Bildquelle: Christine Bilger
Bildquelle: Christine Bilger

Die Streikenden zeigten in Hör- und Sichtweite der Prominenz, die sich zur Jubiläumsfeier der Eßlinger Zeitung eingefunden hatte, eine starke Präsenz. Ab 16 Uhr gab es ein Trillerpfeifenkonzert direkt vor dem Neckarforum, wo die geladenen Gäste die Eßlinger Zeitung feierten, die kurz vor ihrem 150-jährigen Geburtstag ihre Unabhängigkeit verlor und an die SWMH verkauft wurde. Als Gäste dabei waren u. a. Mathias Döpfner, BDZV-Präsident und Vorstandsvorsitzender der Axel Springer SE, Ministerpräsident Winfried Kretschmann und Valdo Lehari jr. Vorstandsvorsitzender VSZV.

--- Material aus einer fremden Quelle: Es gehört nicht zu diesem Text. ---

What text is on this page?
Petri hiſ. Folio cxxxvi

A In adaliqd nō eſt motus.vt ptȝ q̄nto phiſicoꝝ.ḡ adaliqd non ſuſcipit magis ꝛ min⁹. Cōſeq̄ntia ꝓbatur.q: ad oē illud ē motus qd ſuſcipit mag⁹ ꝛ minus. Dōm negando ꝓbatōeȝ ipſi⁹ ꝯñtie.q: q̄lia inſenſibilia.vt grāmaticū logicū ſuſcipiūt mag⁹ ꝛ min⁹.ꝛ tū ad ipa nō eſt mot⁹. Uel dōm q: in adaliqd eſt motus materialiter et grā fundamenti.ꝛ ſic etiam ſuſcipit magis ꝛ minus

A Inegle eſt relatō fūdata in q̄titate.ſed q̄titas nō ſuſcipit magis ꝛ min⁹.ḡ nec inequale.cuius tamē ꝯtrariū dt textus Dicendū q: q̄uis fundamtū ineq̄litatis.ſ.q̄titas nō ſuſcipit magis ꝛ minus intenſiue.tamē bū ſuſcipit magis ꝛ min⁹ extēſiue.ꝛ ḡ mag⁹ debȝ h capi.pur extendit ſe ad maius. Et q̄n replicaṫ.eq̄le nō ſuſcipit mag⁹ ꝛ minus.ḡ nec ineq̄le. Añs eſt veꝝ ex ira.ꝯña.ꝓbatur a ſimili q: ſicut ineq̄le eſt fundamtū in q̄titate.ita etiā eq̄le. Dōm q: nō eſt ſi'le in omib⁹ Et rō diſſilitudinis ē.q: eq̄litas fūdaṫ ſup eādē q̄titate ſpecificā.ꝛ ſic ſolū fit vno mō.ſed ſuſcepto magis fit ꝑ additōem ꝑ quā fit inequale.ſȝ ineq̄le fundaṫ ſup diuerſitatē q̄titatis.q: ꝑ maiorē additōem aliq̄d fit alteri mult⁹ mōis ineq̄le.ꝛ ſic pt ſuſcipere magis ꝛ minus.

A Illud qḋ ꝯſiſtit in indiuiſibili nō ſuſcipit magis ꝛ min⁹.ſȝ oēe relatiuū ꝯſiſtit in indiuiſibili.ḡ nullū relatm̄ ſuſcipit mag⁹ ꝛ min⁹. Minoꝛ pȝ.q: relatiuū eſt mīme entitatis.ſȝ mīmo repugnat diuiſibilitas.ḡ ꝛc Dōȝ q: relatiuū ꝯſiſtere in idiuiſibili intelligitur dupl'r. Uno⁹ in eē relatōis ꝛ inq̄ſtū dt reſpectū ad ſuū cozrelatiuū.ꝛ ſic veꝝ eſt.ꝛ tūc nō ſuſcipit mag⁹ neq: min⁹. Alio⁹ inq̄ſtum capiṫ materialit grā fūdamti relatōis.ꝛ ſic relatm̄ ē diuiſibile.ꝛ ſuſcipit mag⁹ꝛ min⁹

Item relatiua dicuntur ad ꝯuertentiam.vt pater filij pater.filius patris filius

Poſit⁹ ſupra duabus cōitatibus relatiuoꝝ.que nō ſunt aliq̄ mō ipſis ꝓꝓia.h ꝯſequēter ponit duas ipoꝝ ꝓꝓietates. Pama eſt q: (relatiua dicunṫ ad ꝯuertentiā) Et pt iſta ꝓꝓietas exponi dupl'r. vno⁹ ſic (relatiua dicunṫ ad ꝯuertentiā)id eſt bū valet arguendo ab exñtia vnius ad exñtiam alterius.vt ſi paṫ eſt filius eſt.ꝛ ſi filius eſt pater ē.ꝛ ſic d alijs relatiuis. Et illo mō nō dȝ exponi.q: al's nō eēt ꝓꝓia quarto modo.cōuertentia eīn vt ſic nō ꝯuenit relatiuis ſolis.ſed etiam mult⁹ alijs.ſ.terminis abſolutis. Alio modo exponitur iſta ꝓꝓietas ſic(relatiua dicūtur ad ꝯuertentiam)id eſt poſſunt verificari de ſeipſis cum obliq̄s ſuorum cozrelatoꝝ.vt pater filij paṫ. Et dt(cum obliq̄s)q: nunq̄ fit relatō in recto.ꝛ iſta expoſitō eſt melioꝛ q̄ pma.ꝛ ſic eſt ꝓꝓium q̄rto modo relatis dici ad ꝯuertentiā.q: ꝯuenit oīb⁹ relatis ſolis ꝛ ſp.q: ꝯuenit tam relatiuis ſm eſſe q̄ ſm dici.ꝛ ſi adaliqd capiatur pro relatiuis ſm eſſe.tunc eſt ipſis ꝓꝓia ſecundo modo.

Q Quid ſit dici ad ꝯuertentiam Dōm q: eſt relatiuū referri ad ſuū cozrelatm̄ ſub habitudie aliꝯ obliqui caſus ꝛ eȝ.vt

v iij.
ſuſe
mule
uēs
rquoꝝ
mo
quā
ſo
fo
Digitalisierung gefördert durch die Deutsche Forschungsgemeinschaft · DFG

Verleger lassen Volos in Berlin stehen
Rund 20 junge Journalistinnen und Journalisten aus ganz Deutschland bildeten zur heutigen fünften Verhandlungsrunde das Empfangskomitee für den BDZV. Sie lasen den Verlegern ihr Manifest vor, in dem sie über die Situation junger Journalistinnen und Journalisten informieren und klarmachen, dass sie endlich mehr Einkommen brauchen, um weiter guten Journalismus zu liefern. Ihr eindringliches Statement: "Versuchen Sie nicht länger, den Journalismus kaputt zu sparen. Sonst müssen Sie bald alleine an Ihrer Zukunft schrauben." Hier der Link zum Manifest der Journalistinnen und Journalisten

 

Nach gut 20 Minuten wurden die Volontäre von der Verlegerseite stehengelassen. Das war beschämend!

Stand 18 Uhr am heutigen Mittwoch hat sich die Verlegerseite in der Tarifverhandlung nicht bewegt. Wir streiken weiter. Offensichtlich wird seitens der Verleger die Widerstandskraft der Redakteure und der Freien unterschätzt.